Avigdor Lieberman has been painted as an extremist and a serious liability for Netanyahu, and it is true that Lieberman is a controversial figure, J. E. Dyer adds:
But what Lieberman has been doing since assuming office is working on one of Israel’s greatest security concerns: isolation. Lieberman has been the principal actor in Israel’s charm offensive with Russia, China, Europe, and now Latin America, with the agenda of strengthening relations and obtaining broad cooperation in discouraging Iran’s development of nuclear weapons.
Lieberman’s native Russian ties give him, it has been postulated, an edge in discussions with Moscow — an analysis that highlights the growing importance to Israel of leverage and goodwill beyond the relationship with the U.S. The trip to Latin America this month represents even more clearly a new policy direction, being the first such visit by an Israeli foreign minister in more than two decades. Netanyahu is scheduled for a visit of his own in November, an even rarer event. Israel’s hope is not only to strengthen ties with regional governments and get cooperation against Iran but also to counter Iran’s own extensive inroads into Latin America.
The latter initiative is emblematic of a U.S.-independent tone emerging in Israel’s foreign policy. Lieberman’s visit to Russia carried such hints as well, producing an emphasis on a common view with Sergei Lavrov regarding the regional dynamics of the Israeli-Palestinian conflict and the need to bring the Saudis and other regional nations into any peace plan.
Analysts who draw their conclusions from a “weak Bibi” perspective — one that assumes Netanyahu must live with Lieberman and not let him do too much — could be missing a more important trend. Lieberman may not be the go-to man for relations with the United States while those relations center on demands regarding the settlements. But Israel cannot allow the settlements issue to bog down its own broader security policy. And Israel’s spearheading of efforts outside the U.S. relationship appears to be accomplished via Lieberman.

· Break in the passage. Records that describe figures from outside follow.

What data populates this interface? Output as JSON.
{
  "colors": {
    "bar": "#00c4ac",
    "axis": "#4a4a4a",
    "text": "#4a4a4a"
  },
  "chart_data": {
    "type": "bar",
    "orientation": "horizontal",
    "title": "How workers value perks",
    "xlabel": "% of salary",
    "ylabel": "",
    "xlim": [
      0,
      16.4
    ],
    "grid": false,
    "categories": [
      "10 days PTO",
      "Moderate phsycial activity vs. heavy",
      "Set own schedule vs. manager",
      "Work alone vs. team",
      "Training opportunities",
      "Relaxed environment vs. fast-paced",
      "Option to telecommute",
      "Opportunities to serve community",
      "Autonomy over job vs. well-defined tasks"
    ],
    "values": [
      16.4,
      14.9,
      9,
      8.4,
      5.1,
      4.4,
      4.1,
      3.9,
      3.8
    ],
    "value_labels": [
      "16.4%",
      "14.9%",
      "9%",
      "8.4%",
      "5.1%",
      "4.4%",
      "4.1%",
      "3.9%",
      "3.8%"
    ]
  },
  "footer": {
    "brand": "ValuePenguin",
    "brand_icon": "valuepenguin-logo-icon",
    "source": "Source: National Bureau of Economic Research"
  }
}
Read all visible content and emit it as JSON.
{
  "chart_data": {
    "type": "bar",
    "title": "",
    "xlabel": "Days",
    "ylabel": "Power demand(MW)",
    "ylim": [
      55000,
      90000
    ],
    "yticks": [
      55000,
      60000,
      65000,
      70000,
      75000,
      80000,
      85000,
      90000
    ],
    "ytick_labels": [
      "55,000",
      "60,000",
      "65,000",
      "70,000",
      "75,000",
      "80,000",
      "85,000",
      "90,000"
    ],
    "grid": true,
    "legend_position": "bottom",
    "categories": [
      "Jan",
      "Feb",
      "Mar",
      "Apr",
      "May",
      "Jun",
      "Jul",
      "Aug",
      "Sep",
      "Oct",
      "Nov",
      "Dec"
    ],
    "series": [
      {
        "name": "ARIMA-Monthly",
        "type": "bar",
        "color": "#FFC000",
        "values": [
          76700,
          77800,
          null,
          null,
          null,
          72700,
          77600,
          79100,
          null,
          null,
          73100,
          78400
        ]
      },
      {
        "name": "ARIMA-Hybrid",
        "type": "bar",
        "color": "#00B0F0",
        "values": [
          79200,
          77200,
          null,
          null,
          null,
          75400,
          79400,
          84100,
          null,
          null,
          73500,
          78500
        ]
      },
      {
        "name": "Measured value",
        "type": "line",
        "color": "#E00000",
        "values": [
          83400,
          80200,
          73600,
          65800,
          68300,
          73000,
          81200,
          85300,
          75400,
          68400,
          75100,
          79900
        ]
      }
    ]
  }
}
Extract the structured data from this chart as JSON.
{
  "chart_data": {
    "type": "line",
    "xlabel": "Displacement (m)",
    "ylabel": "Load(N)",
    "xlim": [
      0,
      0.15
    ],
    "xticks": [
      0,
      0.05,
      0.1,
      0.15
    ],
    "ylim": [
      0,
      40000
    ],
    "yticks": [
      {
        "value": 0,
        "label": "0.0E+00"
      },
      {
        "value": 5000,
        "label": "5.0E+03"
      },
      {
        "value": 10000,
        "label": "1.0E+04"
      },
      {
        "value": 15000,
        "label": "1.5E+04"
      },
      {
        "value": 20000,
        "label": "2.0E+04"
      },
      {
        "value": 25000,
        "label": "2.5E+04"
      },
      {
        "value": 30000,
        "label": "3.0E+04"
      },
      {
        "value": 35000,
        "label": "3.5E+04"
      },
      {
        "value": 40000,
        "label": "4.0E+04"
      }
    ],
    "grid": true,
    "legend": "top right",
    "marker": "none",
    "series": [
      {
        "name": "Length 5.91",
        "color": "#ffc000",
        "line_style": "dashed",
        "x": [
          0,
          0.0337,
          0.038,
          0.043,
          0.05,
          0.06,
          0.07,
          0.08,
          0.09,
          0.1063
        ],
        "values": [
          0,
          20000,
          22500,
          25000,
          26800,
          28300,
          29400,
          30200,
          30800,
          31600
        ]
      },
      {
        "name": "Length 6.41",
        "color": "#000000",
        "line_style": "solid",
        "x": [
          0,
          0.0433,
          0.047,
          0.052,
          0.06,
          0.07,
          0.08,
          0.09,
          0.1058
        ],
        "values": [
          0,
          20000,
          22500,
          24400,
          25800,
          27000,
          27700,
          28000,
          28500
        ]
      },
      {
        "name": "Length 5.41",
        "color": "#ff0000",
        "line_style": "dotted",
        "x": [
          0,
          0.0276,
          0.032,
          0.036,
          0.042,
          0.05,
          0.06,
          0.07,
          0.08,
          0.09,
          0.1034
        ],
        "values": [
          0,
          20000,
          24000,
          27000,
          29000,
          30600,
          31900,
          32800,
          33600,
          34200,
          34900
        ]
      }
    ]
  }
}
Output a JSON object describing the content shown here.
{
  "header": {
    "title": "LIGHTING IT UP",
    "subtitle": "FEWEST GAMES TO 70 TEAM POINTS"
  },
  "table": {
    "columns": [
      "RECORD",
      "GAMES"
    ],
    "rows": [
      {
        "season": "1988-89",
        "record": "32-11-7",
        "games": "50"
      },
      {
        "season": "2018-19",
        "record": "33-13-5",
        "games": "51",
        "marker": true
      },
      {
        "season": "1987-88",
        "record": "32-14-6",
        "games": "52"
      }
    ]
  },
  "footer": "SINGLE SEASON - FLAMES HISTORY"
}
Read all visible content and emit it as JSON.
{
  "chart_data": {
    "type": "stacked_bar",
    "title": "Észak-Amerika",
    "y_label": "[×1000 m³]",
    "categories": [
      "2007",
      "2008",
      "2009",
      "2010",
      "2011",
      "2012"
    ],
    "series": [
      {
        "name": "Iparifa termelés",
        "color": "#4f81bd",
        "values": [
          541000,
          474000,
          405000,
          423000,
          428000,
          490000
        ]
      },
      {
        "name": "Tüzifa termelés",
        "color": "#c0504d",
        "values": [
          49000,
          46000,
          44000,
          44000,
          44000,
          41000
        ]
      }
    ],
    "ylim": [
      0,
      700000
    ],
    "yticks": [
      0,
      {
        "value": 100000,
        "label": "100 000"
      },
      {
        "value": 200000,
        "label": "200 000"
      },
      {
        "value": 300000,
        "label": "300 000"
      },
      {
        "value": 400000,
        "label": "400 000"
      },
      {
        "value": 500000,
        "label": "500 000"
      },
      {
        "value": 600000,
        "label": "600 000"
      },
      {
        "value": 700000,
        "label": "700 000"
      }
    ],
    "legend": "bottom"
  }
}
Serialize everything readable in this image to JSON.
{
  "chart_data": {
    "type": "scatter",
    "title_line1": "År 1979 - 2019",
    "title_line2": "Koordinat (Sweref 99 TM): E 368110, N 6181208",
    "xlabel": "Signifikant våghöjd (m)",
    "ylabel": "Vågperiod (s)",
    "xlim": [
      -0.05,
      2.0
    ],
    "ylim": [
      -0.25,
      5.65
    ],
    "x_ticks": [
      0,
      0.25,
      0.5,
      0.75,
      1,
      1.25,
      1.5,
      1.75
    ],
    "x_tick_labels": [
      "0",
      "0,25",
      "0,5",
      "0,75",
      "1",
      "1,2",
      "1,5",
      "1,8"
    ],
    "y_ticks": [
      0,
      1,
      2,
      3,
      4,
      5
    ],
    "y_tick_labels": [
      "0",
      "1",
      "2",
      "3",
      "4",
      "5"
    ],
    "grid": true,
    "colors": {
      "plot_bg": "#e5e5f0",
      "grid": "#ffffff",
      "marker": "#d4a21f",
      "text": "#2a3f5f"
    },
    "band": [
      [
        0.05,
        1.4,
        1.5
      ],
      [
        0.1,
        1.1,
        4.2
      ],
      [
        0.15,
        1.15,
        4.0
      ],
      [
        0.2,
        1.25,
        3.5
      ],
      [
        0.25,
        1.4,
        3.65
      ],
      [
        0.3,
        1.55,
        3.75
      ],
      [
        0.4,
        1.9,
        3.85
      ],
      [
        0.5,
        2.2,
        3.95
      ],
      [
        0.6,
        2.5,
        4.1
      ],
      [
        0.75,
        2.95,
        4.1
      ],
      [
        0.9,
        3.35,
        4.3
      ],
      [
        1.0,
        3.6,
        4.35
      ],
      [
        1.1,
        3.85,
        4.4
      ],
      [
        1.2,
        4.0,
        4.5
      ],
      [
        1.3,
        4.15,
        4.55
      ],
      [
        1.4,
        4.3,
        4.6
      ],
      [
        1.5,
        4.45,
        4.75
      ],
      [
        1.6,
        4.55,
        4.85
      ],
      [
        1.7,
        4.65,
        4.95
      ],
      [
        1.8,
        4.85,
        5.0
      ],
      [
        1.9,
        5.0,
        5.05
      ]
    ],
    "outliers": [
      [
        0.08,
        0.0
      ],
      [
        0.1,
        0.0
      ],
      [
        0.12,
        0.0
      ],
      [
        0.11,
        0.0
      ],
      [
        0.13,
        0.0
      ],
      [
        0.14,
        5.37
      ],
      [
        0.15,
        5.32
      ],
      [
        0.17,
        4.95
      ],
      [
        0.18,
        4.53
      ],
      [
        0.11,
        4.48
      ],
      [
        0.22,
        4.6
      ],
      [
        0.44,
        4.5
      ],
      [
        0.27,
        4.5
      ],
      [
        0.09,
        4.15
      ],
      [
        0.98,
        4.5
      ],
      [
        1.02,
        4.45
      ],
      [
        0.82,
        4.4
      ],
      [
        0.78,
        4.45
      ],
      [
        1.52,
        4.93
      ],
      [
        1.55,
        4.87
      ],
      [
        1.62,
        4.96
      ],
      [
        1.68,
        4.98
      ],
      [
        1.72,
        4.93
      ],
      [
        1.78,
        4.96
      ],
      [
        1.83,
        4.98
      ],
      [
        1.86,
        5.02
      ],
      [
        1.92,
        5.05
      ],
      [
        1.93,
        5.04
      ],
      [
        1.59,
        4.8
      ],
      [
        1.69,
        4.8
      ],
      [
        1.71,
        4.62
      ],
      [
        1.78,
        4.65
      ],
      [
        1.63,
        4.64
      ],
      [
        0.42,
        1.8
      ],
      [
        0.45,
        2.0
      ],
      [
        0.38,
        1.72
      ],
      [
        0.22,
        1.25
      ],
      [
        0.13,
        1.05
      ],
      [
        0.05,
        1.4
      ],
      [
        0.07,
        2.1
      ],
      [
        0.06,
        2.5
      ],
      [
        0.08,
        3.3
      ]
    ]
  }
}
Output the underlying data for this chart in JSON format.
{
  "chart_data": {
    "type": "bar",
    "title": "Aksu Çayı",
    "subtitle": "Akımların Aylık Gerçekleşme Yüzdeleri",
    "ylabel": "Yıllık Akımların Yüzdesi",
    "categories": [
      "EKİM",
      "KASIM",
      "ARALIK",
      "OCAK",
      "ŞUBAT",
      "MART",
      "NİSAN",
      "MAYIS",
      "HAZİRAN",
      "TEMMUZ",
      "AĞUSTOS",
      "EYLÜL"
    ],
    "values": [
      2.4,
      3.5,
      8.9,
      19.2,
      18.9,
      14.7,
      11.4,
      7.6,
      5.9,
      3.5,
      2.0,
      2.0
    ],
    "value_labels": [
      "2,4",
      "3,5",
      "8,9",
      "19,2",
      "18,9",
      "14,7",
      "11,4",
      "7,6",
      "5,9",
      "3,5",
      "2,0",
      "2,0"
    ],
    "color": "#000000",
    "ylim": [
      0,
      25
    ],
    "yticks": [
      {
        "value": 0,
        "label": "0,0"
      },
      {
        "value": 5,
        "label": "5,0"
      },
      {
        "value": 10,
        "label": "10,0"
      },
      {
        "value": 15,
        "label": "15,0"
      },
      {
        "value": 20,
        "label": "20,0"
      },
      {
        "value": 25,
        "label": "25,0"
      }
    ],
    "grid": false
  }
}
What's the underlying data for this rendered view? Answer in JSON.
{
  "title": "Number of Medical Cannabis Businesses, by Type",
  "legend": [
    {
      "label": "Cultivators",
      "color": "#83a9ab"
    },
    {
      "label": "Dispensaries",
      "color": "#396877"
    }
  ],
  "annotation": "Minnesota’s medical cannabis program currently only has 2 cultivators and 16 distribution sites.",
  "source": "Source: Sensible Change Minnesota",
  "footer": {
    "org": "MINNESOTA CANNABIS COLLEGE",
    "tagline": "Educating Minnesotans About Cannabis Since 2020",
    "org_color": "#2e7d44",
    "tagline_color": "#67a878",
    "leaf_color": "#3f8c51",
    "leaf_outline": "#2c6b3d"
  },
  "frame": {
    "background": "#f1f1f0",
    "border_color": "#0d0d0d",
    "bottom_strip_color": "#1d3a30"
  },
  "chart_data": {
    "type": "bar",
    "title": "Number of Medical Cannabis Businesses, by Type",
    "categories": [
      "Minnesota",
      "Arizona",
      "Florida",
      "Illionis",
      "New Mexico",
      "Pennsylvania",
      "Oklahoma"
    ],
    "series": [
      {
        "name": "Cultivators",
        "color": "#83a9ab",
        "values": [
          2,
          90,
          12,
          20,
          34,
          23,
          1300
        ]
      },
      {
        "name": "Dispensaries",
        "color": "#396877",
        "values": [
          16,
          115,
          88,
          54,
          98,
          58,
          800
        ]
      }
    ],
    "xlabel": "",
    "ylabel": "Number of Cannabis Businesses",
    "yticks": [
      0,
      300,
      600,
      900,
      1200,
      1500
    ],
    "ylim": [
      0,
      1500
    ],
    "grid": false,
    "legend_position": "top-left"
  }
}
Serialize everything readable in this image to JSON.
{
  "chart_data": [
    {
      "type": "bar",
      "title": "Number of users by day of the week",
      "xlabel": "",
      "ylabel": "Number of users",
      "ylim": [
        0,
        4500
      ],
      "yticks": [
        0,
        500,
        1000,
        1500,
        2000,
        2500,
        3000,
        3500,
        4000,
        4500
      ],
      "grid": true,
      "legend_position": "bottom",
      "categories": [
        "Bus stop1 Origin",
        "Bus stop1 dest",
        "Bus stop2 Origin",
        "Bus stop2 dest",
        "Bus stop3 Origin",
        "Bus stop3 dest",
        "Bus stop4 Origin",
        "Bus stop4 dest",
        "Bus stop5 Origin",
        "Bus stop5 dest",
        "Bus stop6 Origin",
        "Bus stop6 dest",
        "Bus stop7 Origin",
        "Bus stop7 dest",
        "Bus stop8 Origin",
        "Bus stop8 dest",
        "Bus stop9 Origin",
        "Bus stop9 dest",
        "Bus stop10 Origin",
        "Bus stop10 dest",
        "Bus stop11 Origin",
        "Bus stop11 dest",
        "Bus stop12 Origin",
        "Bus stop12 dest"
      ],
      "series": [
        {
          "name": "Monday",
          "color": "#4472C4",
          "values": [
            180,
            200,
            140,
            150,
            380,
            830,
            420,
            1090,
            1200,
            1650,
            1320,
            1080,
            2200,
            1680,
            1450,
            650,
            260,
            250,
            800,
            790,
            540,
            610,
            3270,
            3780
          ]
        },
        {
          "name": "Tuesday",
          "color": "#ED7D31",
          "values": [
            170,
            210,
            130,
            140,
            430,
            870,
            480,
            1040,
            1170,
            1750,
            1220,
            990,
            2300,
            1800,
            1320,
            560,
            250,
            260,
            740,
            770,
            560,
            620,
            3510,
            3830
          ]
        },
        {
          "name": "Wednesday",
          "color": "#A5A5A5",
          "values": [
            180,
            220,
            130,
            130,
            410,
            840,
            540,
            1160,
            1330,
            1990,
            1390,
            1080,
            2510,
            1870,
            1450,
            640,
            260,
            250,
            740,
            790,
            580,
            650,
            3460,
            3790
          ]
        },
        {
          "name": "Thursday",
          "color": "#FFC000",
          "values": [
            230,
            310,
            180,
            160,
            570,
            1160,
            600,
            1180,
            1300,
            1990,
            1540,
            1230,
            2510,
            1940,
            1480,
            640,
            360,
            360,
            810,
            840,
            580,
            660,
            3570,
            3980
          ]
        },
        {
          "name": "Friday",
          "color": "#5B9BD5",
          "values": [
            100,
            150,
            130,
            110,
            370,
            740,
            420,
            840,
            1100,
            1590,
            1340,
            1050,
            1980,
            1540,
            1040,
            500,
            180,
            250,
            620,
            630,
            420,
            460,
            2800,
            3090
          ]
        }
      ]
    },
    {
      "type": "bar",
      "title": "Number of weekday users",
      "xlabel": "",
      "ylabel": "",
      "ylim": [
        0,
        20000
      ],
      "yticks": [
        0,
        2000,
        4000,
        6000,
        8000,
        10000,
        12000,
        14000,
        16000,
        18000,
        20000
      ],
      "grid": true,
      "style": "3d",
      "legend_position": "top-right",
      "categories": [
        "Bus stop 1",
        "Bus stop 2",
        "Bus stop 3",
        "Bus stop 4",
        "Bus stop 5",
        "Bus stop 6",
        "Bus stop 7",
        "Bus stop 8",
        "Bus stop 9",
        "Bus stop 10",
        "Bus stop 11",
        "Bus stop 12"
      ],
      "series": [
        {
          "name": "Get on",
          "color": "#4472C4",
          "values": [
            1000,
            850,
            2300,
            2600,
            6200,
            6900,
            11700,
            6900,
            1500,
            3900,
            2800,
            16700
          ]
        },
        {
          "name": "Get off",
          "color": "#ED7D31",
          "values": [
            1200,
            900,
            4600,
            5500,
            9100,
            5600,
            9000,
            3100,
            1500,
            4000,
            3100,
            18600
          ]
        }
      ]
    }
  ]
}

Apparently is sort of Israel's version of Joe Biden--without the gaffes.
The very feature that makes Lieberman distasteful to many Westerners — his power-affirming nationalism — may make him more respected and, frankly, understandable in other parts of the world, especially in places like Russia and Latin America, where strongmen are respected rather than reviled. There is something ingenious about Netanyahu’s deployment of his foreign policy assets, from his assignment of Lieberman to places where he is most likely to be respected and his positioning of Michael Oren (disclosure: friend, former Shalem Center colleague, and fellow Commentary contributor) as ambassador to the U.S., to his own rallying of Israeli public support against Obama’s firm stance on settlements.